Being that clean energy is a fundamental issue in today’s political spectrum, the Whitehouse wants it to be available to all Americans. The plan is called, Clean Energy Savings for All Initiative. The goal is to bring 1 Gigawatt of solar energy to low and moderate income families by 2020 part of President Obama’s Climate Action Plan to install 100 megawatts to federally assisted housing.
Since Obama’s presidency, solar electricity generation has increased 30x and jobs in solar have grown 12x faster than the rest of the economy. This Initiative is a cross government partnership between the Department of Energy (DOE), Housing and Urban Development (HUD), Agriculture (USDA), Veteran’s Affairs (VA), Environmental Protection Agency (EPA) and the Health and Human Services (HHS). State agencies will also collaborate to help promote innovative financing options, improving technical assistance to the local communities, driving innovation, increasing the workforce and providing training to make sure low and moderate income Americans take advantage of clean energy.
Key components of the program from the Whitehouse Fact Sheet include:
· UD and Department of Veterans Affairs (VA) are releasing new guidance to unlock residential Property-Assessed Clean Energy (PACE) financing by outlining how properties with PACE assessments can be purchased and refinanced with Federal Housing Administration (FHA) mortgage insurance and by welcoming the use of PACE financing for Veterans Affairs (VA)-insured mortgages. In addition, DOE is releasing a draft of their updated Best Practices Guidelines for Residential PACE Financing for public comment. PACE is a tool that allows American homeowners, including low- and moderate- income households and veterans, to finance solar and energy efficiency improvements at no upfront cost and to pay back the cost over time through their property tax bill
· DOE is developing a Community Solar Challenge that will award teams in dozens of communities up to $100,000, in cash prizes and technical assistance, to develop innovative models to increase solar deployment and cut communities’ energy bills, in particular in low income communities
· HHS and DOE are making it easier to use hundreds of millions of dollars for energy efficiency improvements by providing technical assistance to Low Income Housing Energy Assistance Program (LIHEAP) grantees on their ability to access 15 – 25 percent of their annual LIHEAP funding for low cost energy efficiency improvements, including renewable energy
· DOE is making sure low- and moderate-income Americans can take advantage of the jobs that come with a transition to clean energy by launching the Solar Training Network, which will help create a more inclusive workforce by connecting solar workforce trainers, solar employers, and individuals interested in working in the solar industry
· EPA, DOE, and HUD are bringing people together to share best practices on how to finance and overcome barriers to creating healthier communities
· More than 120 housing authorities, rural electric co-ops, power companies, and organizations in more than 36 states across the country are committing to investing $287 million and putting in place more than 280 megawatts (MW) of solar energy projects, including projects to help low- and moderate- income communities save on their energy bills and further the deployment of community solar.

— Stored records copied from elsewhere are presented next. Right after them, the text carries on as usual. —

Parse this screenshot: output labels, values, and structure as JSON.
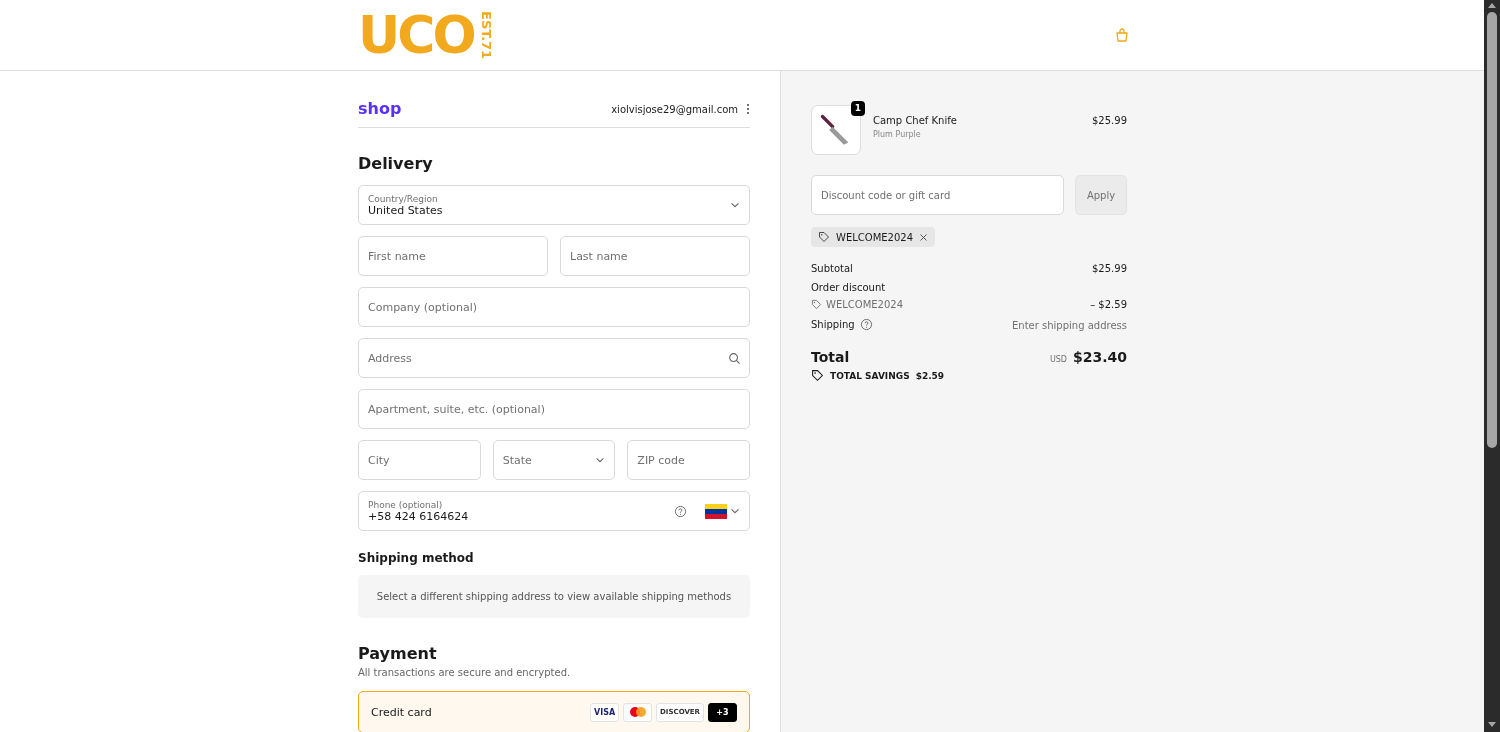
{
  "header": {
    "logo": {
      "text": "UCO",
      "tagline": "EST.71"
    }
  },
  "account": {
    "brand": "shop",
    "email": "xiolvisjose29@gmail.com"
  },
  "delivery": {
    "title": "Delivery",
    "rows": [
      [
        {
          "kind": "select",
          "label": "Country/Region",
          "value": "United States"
        }
      ],
      [
        {
          "kind": "text",
          "placeholder": "First name"
        },
        {
          "kind": "text",
          "placeholder": "Last name"
        }
      ],
      [
        {
          "kind": "text",
          "placeholder": "Company (optional)"
        }
      ],
      [
        {
          "kind": "search",
          "placeholder": "Address"
        }
      ],
      [
        {
          "kind": "text",
          "placeholder": "Apartment, suite, etc. (optional)"
        }
      ],
      [
        {
          "kind": "text",
          "placeholder": "City"
        },
        {
          "kind": "select",
          "placeholder": "State"
        },
        {
          "kind": "text",
          "placeholder": "ZIP code"
        }
      ],
      [
        {
          "kind": "phone",
          "label": "Phone (optional)",
          "value": "+58 424 6164624"
        }
      ]
    ]
  },
  "shipping_method": {
    "title": "Shipping method",
    "notice": "Select a different shipping address to view available shipping methods"
  },
  "payment": {
    "title": "Payment",
    "subtitle": "All transactions are secure and encrypted.",
    "options": [
      {
        "label": "Credit card",
        "selected": true,
        "cards": [
          {
            "kind": "visa",
            "label": "VISA"
          },
          {
            "kind": "mastercard"
          },
          {
            "kind": "discover",
            "label": "DISCOVER"
          },
          {
            "kind": "more",
            "label": "+3"
          }
        ]
      }
    ]
  },
  "summary": {
    "items": [
      {
        "name": "Camp Chef Knife",
        "variant": "Plum Purple",
        "price": "$25.99",
        "quantity": "1"
      }
    ],
    "discount": {
      "placeholder": "Discount code or gift card",
      "button": "Apply",
      "applied": [
        {
          "code": "WELCOME2024"
        }
      ]
    },
    "lines": [
      {
        "kind": "plain",
        "label": "Subtotal",
        "value": "$25.99"
      },
      {
        "kind": "discount",
        "label": "Order discount",
        "code": "WELCOME2024",
        "value": "– $2.59"
      },
      {
        "kind": "help",
        "label": "Shipping",
        "value": "Enter shipping address"
      }
    ],
    "total": {
      "label": "Total",
      "currency": "USD",
      "value": "$23.40"
    },
    "savings": {
      "label": "TOTAL SAVINGS",
      "value": "$2.59"
    }
  }
}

What does this new initiative mean for the solar industry? That the next decade will bring solar energy to a whole new standard. Solar will be a common facet of everyone’s lives. Neighborhoods throughout the country will see solar within their communities as the right thing to do. New properties and homes will be built solar ready. More households will be saving hundreds of dollars a year, money that can be spent towards investments increasing the rather than debt.